According to Moorthy, ranchers are eager to participate in the project, which has generated significant interest from landowners around the region.
“When you see that your neighbor is able to participate in such a program and earn money from it, this becomes a very interesting story.”
Unlike the US, where a row crop farmer might only break even from the sale of carbon credits, ranchers in Mexico receiving the same amount of money would see significantly more profit, he says.

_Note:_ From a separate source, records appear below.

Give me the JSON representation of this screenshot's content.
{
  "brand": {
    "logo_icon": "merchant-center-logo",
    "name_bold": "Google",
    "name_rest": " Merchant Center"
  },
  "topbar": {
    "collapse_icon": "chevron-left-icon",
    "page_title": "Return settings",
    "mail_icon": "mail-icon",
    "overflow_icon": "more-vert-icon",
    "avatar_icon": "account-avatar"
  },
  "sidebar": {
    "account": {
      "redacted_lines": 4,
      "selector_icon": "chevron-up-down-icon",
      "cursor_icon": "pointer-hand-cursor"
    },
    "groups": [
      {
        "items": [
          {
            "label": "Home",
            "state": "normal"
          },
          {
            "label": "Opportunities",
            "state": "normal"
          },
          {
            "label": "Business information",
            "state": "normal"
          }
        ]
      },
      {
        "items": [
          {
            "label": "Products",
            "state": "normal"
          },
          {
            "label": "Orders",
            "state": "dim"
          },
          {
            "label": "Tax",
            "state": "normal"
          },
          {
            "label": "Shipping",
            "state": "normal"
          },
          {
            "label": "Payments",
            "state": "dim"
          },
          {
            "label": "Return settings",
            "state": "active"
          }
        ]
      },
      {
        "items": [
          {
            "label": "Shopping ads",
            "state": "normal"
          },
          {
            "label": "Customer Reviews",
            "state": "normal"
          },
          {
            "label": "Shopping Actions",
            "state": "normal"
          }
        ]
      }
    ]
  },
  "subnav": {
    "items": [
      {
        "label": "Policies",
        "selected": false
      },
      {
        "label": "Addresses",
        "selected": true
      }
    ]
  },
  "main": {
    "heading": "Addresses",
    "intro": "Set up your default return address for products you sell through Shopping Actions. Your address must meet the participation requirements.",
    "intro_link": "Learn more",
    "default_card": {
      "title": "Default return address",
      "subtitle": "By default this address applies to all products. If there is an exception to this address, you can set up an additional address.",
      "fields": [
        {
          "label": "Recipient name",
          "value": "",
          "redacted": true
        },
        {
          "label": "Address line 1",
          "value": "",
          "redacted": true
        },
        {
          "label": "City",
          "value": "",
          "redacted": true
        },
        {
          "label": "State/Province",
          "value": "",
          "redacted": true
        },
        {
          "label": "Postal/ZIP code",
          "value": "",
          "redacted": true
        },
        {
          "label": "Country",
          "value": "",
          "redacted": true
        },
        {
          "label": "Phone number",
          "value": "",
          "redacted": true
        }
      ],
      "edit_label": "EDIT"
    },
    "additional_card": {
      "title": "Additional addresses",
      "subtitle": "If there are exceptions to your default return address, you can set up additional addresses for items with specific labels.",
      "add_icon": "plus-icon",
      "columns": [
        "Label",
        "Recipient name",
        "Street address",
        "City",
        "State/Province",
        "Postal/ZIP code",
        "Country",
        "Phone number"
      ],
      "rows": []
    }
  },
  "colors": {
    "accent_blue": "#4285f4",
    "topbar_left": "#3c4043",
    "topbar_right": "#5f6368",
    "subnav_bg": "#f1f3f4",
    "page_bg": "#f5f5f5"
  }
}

“The same money in Mexico obviously goes a longer way than the same money in the US. They [the ranchers] tell their neighbors and [others] are interested in joining. It’s good positive momentum.”
Restoring soils worldwide
Boomitra runs carbon removal projects around the world, partnering with a mix of NGOs, producer networks, agribusinesses, CPGs, and governments to help farmers and ranchers transition to regenerative practices that build soil health and biodiversity in addition to storing carbon.
Every Boomitra project undergoes third-party verification against Verra’s VM0042 standard and the Social Carbon standard, both of which quantify emissions reductions and soil organic carbon removals. These ensure that projects comply with carbon market criteria around things like additionality (proof that carbon gains wouldn’t have happened otherwise), permanence (long-term storage of carbon), accuracy, and environmental and social co-benefits.
The success of the Mexico project has enabled Boomitra to do similar projects around the world, says Moorthy, who adds that the company has a similar-sized project in Argentina as well as projects in Kenya and India, and other parts of Latin America.